The Eastern States Exposition: A Big succEss

Lambs chilling at the Big E; photo courtesy of Kathryn Wilkinson

Kathryn Wilkinson ‘21
EE Science and Technology Editor

On Tuesday September 25th, the students studying at Agriscience took their annual trip to the Eastern States Exposition. The Big E, showcasing livestock, horses, poultry, and plenty more, was a great opportunity for agriscience students to enhance their knowledge of their specific subject area.

Over the course of the next year, juniors and seniors enrolled in the UCONN ECE Equine and Animal Science course offered at Agriscience will increase their comprehension of feeding and caring for the animals, understanding their anatomy, physiology, and genetics as well as judging and evaluating them. While at the Big E, these students had the opportunity to talk with individuals that raise and show their animals and learn more about their area of study.

All agriscience students however, can benefit from this trip. From seeing the agricultural vendors selling product, students can gain ideas for their own SAE, or Supervised Agricultural Experience, which is an extensive project that must be maintained by each agriscience student year round.

Agriscience students also had the opportunity to compete at regional competitions at the Big E. The FFA offers CDE competitions, which stands for Career Development Events. These competitions allow students to compete in specialized areas in hope of competing at the National FFA Convention held annually in October.

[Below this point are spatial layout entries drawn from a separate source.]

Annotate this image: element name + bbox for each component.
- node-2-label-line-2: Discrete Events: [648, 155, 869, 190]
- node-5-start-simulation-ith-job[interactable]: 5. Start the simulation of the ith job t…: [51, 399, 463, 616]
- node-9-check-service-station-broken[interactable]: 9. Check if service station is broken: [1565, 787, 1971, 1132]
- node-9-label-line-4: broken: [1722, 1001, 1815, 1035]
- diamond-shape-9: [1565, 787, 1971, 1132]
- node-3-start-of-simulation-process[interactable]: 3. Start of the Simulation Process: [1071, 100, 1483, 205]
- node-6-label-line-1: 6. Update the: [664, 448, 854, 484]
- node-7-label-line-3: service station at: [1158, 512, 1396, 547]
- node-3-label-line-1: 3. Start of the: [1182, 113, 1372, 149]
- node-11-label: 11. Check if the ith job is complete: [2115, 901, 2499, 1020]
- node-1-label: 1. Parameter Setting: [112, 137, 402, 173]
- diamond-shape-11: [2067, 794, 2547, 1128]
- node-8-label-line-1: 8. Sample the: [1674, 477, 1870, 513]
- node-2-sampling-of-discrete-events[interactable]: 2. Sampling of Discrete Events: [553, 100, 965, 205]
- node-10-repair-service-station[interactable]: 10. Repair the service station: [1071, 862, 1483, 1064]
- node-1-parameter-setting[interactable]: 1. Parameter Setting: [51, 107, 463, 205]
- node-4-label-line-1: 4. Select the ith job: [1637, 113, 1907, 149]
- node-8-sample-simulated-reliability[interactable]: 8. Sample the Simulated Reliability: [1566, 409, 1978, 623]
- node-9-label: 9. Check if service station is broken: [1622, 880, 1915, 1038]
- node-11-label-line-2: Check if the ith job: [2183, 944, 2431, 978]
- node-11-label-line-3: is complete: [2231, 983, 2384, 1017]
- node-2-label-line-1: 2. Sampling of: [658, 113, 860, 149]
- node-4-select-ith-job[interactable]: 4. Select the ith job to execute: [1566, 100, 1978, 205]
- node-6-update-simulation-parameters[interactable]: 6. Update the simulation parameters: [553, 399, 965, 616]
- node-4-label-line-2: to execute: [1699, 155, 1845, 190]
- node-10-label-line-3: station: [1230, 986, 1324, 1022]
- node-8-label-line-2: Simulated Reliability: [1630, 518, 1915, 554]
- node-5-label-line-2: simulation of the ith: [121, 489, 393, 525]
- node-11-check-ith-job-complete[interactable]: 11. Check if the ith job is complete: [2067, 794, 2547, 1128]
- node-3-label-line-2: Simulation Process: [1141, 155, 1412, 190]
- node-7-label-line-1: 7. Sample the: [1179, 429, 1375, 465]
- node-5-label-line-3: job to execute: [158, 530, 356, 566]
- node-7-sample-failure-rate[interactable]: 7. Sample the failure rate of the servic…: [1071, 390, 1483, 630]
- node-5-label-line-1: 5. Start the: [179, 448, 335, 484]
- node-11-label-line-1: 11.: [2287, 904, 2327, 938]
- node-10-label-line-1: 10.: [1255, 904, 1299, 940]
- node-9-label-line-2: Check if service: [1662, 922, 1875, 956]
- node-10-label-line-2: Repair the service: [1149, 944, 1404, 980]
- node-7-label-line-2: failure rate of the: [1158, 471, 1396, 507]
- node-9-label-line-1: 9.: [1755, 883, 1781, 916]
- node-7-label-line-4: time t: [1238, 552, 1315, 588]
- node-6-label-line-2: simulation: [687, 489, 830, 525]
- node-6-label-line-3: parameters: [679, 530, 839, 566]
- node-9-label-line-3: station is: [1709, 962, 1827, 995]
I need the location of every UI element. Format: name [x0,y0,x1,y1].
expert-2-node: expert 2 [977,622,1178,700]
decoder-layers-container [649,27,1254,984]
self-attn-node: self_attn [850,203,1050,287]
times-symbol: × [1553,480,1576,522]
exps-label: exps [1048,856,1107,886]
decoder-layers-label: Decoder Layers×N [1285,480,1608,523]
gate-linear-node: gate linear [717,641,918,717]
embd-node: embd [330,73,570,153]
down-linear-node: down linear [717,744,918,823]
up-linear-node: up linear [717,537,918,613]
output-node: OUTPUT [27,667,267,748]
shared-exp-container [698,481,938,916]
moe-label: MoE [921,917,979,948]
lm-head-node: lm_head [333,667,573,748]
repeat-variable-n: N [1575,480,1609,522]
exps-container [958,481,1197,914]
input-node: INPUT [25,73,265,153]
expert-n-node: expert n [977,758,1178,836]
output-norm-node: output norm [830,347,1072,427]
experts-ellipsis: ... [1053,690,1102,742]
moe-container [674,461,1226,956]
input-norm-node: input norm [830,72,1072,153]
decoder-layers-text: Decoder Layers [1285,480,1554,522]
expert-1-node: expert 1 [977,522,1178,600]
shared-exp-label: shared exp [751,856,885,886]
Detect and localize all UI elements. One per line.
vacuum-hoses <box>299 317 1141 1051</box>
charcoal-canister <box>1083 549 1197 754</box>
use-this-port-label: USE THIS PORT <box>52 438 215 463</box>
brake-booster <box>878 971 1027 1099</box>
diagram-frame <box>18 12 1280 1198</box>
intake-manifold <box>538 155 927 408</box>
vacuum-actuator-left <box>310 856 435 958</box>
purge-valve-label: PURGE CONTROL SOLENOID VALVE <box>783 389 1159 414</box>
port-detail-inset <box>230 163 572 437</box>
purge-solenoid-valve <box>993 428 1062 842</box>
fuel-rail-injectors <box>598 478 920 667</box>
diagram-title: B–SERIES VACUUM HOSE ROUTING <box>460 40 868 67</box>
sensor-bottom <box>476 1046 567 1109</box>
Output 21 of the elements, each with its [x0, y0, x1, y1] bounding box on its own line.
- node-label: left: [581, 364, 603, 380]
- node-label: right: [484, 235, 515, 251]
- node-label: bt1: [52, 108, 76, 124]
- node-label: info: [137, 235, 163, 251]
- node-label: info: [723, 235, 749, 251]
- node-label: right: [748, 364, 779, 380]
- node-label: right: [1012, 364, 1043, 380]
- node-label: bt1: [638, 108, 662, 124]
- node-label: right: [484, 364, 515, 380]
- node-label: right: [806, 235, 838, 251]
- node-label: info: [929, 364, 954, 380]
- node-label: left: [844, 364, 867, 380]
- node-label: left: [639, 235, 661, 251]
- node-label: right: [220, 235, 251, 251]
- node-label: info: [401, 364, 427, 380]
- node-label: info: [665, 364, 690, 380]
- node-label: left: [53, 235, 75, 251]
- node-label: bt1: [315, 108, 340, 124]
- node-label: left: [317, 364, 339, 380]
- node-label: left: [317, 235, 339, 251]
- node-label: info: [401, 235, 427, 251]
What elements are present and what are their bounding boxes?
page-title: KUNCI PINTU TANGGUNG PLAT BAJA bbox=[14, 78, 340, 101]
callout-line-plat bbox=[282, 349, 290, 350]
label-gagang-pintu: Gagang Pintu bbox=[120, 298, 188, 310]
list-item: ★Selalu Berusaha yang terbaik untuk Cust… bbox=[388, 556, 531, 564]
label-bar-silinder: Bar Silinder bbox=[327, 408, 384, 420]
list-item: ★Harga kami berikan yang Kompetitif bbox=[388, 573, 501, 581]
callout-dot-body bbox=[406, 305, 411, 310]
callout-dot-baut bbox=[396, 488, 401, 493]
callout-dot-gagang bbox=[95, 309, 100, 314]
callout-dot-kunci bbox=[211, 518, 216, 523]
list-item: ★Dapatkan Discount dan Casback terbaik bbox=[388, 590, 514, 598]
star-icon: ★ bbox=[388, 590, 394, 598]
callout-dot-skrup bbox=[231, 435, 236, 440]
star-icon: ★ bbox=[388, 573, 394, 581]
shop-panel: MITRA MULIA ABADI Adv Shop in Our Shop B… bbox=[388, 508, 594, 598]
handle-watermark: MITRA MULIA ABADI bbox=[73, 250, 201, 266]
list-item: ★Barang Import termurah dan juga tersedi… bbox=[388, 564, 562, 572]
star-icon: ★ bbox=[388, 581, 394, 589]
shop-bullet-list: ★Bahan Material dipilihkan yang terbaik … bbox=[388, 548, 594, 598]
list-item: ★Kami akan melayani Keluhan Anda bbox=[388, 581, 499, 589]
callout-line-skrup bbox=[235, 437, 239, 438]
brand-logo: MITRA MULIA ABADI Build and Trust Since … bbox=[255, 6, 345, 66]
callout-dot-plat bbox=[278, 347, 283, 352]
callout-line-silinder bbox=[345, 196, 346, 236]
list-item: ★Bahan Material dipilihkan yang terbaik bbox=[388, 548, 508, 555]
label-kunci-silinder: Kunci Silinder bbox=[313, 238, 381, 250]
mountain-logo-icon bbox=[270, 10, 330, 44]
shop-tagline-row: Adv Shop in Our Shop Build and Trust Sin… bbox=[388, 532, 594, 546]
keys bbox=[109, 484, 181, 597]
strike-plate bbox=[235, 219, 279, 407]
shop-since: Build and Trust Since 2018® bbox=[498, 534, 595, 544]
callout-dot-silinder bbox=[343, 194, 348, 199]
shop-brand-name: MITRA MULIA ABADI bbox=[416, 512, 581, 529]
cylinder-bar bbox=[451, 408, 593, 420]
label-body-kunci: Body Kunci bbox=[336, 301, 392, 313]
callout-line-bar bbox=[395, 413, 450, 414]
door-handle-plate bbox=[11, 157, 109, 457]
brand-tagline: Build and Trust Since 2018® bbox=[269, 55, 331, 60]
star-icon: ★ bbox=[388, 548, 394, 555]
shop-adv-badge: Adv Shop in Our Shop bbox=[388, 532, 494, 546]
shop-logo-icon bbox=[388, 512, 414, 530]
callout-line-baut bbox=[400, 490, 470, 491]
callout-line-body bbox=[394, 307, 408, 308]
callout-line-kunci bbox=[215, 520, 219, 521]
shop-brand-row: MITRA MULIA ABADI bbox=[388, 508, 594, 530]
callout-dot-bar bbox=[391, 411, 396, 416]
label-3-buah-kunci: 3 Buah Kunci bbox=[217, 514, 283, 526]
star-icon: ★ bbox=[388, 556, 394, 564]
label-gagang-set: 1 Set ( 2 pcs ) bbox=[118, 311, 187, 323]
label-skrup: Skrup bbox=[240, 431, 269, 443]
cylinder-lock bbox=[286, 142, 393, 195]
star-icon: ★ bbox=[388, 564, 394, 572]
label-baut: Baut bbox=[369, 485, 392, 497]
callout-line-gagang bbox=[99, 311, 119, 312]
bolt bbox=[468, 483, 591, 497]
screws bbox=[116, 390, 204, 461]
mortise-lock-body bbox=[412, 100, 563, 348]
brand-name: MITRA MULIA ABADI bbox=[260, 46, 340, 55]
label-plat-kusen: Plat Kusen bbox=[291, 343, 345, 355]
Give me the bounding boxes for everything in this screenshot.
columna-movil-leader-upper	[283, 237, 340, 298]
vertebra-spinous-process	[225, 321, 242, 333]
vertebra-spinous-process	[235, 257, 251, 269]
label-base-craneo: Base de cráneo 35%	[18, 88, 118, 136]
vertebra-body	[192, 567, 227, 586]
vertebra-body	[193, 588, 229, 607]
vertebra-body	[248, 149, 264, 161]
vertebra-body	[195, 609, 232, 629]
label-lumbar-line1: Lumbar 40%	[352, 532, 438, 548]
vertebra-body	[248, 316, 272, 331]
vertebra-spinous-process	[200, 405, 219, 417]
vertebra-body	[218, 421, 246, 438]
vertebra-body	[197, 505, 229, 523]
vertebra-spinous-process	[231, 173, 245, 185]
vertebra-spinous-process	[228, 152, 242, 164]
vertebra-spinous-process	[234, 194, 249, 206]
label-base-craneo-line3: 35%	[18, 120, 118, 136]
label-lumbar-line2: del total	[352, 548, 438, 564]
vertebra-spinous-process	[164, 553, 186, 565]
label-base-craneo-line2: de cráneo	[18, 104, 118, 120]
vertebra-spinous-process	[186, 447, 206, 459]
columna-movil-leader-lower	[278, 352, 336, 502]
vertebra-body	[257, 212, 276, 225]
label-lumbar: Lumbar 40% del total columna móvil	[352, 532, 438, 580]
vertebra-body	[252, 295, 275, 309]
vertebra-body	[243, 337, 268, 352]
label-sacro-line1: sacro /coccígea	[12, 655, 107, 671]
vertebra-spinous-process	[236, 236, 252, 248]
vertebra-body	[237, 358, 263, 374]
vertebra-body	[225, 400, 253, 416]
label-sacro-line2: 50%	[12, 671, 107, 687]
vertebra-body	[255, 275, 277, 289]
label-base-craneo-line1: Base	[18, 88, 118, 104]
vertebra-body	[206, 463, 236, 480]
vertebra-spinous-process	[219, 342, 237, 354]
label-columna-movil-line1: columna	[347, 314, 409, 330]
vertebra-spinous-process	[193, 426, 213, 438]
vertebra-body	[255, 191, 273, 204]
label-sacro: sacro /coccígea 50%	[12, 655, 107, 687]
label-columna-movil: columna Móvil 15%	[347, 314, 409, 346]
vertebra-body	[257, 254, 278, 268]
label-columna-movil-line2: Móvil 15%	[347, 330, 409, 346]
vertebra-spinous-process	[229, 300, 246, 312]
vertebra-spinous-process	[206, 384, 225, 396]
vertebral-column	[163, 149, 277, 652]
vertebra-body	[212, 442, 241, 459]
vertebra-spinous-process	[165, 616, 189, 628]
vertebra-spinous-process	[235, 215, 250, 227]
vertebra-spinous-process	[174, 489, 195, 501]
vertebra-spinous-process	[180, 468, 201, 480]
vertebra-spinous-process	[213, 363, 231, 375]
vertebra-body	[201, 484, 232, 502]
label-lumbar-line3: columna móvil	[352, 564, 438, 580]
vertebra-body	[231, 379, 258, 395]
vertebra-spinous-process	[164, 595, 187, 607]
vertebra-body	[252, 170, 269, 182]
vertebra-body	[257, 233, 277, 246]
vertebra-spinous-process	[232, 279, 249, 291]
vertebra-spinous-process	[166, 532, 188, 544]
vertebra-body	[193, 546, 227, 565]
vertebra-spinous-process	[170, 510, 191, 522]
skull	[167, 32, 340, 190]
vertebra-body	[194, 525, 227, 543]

This year on September 14th and 15th, Trumbull Agriscience had two representatives competing in CDE’s at the Big E. Margaret Brady, a junior majoring in Equine, competed in Dairy Cattle Handling. Overall, she placed ninth in the Eastern Region out of thirty competitors, and first in the state of Connecticut. Klaudia Poplawski, a senior majoring in biotechnology, competed in Prepared Public Speaking and placed second out of seven in the Eastern Region. Trumbull Agriscience is happy to announce that both students will be moving on to compete at National Convention and represent Connecticut this autumn.

While the Big E is a fun trip for all Agriscience students, it truly is much more. It is a learning opportunity. It allows students to apply what they have learned in class, from caring for the animal, preparing the animal to be shown, and then finally showing. Students truly see how wide the scope of agriculture is. From giant vegetables to horse shows and 4-H demonstrations, the Big E really has it all.